“Which makes me,” said Fanshawe, feeling abashed even in the gloom, “have all the more confidence that you are right, Miss Heriot. Had it been a—nothing, a—a mere levity—I don’t know what words to use—he would have spoken of it; but not a serious and honourable love.”

“Indeed, I am sure you do yourself injustice,” said Marjory, even in her languor of grief, discovering, with surprise, that she was capable of a blush.

“No,” he said, humbly; “men are ashamed of what is good oftener than of what is evil.”

They were speaking low, that Milly might not share any more of the secret than was inevitable, a precaution which was vain. Milly took in every word, along with the gloom of the room and the lines of strange, pale eerie light, and the heavy, sad, and painful excitement of the moment. The scene and the story never went out of her mind; but it did not make her much wiser.

There was something about poor Tom, and something about some one called Isabell, and partial darkness and transverse lines of light, themselves so pale and dark, that they made the gloom rather heavier. Milly sat close to Marjory’s knee, holding by her dress. The child could not bear to be without a hold upon something. When she let go, she seemed to sail away through some dark world of shadows and misery, full of sounds of the distant wheels of the mourning coaches, and that solemn, dreary bustle which attends the last exit of every mortal from his earthly home. Twice in a few weeks this had occurred, and it gave a confused sense of permanency to the wretchedness, so far as the child was concerned.

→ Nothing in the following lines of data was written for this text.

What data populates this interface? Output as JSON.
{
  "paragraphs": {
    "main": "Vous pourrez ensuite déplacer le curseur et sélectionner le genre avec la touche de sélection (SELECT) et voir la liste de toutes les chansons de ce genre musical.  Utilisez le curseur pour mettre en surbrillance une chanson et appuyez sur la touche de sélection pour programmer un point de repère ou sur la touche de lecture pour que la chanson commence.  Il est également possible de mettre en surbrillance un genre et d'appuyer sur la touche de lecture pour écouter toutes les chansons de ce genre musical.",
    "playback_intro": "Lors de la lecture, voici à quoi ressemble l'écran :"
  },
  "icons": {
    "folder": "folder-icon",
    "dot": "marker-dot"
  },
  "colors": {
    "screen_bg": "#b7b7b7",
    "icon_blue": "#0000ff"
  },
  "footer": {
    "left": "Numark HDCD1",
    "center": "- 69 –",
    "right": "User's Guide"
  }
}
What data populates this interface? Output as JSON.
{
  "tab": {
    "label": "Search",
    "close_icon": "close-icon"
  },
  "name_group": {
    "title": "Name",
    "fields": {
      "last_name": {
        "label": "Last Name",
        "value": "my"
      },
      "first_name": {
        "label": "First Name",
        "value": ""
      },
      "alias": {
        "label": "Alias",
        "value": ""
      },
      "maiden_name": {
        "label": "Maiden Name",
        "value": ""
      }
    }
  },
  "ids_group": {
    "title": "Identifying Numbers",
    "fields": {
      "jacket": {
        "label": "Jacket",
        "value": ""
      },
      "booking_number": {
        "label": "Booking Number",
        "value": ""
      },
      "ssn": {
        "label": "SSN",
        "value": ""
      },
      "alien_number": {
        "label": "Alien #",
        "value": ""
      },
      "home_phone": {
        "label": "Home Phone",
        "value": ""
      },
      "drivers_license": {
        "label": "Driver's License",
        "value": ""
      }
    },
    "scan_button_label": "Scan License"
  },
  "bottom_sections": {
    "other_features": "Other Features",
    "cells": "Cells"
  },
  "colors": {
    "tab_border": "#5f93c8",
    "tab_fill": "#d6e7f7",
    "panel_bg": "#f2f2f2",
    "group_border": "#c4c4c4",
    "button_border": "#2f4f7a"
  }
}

To Marjory there was, perhaps—who can say?—a certain sense of fellowship and comfort in the companion with whom she could talk freely, and upon whose sympathy she could reckon, which made up for something. Little Milly, perhaps, who could not in reality feel all that happened half so deeply as her sister, was for the moment more cast down, enveloped in that vague dreariness of childhood which, while it lasts, is more deeply depressing than any maturer grief.

A very different scene was going on upstairs in the west wing, where the strangers were being clothed in their new mourning, in preparation for a solemn appearance at the reading of the will. Poor Matilda, covered with crape, and drowned in the big widow’s cap, was as woe-begone as her sister could have desired, and cried more and more every time she looked in the glass.

“It is hideous with light hair,” she said. “Oh! Verna, how cruel you are! They will think me eighty; they will not feel for me a bit. You know very well, when you have an unbecoming dress, men always find it out, though they never know what makes it unbecoming. And when everything depends on the impression I make, for the poor children—”

“Oh! you little fool!” said Verna, to whom it must be allowed the deep mourning, with the delicate broad hems of her collar and wrists, was very becoming; “the only impression you have to make is that you are a wretched widow, able to think of nothing but your poor dead husband. If you had the heart of a mouse, you would be thinking of him to-day, and not of anything else.”

“And so I am,” said Matilda, with real tears. “He would never have made me wear this horrible thing. He liked to see me look my best, and always thought of me, and what I would like, before everything. You may be sure that so long as I am with you, who are a little tyrant to me, I shall never, never forget poor dear Charlie. And, of course, I want to look decent, for his sake. What are they to think of him, dear fellow, when they see me look such a dowdy, and with no money, nor anything. It is for Charlie’s sake!”